Nulla è cambiato nella strategia egemonica degli Stati Uniti e questo avrà rilevanti conseguenze nei confronti del popolo libico che si finge di voler salvare dalle violenze di un dittatore. È facile prevedere che a guerra conclusa gli Stati Uniti e i loro alleati eserciteranno il loro potere per garantirsi il controllo della Libia e sfruttarne le ricchissime risorse.

 

Conclusione

L’ideologia occidentale della humanitarian intervention coincide con una strategia generale di promozione degli «interessi vitali» dei paesi occidentali.

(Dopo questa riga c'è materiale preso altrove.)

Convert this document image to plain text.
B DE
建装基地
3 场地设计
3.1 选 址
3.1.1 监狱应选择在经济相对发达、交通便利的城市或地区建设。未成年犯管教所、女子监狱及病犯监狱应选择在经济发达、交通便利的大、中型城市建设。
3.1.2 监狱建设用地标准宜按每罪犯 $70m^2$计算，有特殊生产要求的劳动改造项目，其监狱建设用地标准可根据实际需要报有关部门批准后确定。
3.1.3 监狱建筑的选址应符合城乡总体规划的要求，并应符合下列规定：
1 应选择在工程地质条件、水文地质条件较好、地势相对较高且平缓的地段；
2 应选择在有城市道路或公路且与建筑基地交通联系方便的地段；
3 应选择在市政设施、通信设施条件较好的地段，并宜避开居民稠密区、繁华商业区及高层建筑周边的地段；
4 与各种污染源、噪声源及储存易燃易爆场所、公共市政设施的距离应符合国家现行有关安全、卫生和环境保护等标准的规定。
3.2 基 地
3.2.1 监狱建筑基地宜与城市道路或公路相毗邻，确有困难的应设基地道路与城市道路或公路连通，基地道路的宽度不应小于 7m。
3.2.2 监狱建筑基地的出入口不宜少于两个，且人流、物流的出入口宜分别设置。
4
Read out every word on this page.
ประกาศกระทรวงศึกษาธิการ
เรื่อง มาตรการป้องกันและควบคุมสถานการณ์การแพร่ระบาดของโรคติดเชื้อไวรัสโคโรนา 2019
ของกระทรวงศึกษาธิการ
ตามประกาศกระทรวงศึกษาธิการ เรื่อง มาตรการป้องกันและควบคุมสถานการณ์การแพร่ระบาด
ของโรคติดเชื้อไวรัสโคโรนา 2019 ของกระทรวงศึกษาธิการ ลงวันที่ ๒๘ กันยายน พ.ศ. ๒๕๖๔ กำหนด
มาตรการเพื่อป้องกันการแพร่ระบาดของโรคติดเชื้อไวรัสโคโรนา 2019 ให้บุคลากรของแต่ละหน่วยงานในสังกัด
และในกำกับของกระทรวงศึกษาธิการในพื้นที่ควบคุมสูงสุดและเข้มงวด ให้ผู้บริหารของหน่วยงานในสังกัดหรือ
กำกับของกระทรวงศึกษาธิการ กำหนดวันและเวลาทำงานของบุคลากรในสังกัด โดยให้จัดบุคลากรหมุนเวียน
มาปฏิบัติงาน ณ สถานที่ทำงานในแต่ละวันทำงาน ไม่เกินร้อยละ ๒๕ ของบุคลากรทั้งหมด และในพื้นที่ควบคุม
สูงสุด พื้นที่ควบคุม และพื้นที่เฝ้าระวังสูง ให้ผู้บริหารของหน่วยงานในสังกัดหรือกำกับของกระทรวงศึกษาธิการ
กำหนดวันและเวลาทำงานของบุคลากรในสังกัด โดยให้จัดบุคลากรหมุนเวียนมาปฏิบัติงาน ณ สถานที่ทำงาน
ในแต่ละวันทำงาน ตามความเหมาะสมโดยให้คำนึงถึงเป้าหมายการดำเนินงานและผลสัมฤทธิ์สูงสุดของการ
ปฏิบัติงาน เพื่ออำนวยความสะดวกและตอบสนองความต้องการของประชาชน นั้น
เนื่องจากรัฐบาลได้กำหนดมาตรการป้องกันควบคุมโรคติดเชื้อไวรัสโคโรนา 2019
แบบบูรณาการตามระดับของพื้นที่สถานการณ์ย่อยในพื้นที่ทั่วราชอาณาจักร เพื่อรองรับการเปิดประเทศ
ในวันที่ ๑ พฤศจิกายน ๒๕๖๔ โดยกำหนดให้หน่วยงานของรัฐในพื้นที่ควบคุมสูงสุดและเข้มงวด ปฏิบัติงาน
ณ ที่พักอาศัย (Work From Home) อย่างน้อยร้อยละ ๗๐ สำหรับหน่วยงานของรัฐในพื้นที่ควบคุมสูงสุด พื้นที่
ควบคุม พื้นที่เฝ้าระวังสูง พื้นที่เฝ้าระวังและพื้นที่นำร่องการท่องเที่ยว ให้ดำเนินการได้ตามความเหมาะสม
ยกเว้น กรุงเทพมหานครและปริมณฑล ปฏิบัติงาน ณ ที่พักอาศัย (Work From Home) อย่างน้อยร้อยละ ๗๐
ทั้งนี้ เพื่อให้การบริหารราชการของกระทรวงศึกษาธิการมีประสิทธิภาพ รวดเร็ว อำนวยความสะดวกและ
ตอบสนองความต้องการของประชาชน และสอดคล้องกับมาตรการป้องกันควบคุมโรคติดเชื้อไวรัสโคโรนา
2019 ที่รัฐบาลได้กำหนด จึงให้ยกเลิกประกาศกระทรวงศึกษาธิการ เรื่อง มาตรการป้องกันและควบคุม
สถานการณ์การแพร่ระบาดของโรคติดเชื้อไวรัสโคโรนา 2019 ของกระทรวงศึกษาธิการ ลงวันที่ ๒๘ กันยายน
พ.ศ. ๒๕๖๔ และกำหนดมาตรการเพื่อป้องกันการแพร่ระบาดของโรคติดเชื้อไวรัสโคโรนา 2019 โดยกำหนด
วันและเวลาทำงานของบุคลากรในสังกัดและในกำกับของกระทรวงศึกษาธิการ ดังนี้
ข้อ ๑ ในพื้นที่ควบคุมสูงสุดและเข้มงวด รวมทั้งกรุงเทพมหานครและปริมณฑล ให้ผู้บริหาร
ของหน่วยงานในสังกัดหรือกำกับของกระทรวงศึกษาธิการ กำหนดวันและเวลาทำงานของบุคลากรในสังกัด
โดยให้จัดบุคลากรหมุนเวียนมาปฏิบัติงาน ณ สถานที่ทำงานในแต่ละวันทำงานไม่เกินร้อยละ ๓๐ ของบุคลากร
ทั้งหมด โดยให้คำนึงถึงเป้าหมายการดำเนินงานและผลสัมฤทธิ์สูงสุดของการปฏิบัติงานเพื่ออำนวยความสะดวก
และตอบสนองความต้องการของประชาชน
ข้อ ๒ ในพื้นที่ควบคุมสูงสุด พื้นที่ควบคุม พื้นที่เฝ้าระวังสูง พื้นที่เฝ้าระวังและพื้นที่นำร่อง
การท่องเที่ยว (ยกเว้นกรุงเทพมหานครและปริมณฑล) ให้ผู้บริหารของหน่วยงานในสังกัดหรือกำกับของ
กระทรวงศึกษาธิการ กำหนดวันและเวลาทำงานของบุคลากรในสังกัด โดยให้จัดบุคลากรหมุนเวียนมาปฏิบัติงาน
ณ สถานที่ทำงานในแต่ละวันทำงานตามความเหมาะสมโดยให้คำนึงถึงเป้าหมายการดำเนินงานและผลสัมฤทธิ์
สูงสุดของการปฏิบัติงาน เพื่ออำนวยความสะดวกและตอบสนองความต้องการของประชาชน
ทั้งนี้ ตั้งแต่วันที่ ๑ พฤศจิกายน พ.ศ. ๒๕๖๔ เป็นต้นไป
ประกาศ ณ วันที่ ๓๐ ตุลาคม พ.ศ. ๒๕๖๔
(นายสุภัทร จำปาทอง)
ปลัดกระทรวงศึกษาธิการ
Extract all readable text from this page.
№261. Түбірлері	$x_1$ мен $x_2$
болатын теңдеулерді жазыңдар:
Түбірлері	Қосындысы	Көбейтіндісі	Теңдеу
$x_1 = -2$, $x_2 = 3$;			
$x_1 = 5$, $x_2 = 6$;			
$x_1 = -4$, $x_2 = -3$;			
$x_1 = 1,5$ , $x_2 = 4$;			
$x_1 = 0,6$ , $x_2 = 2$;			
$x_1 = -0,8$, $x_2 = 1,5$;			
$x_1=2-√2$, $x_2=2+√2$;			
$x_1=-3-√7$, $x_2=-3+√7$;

Un progetto di pacificazione del mondo richiederebbe una severa riflessione autocritica sulle radici dell’orrore che l’Occidente si è rivelato capace di produrre in un recente passato – dalle guerre coloniali ai Lager nazisti e l’Olocausto, a Hiroshima e Nagasaki – e si mostrano ancora oggi capaci di produrre. E occorrerebbe una cultura politica euroamericana orientata a un dialogo paritetico con le altre civiltà, a cominciare dal mondo arabo-islamico, in modo da fare del Mediterraneo un crocevia della pace.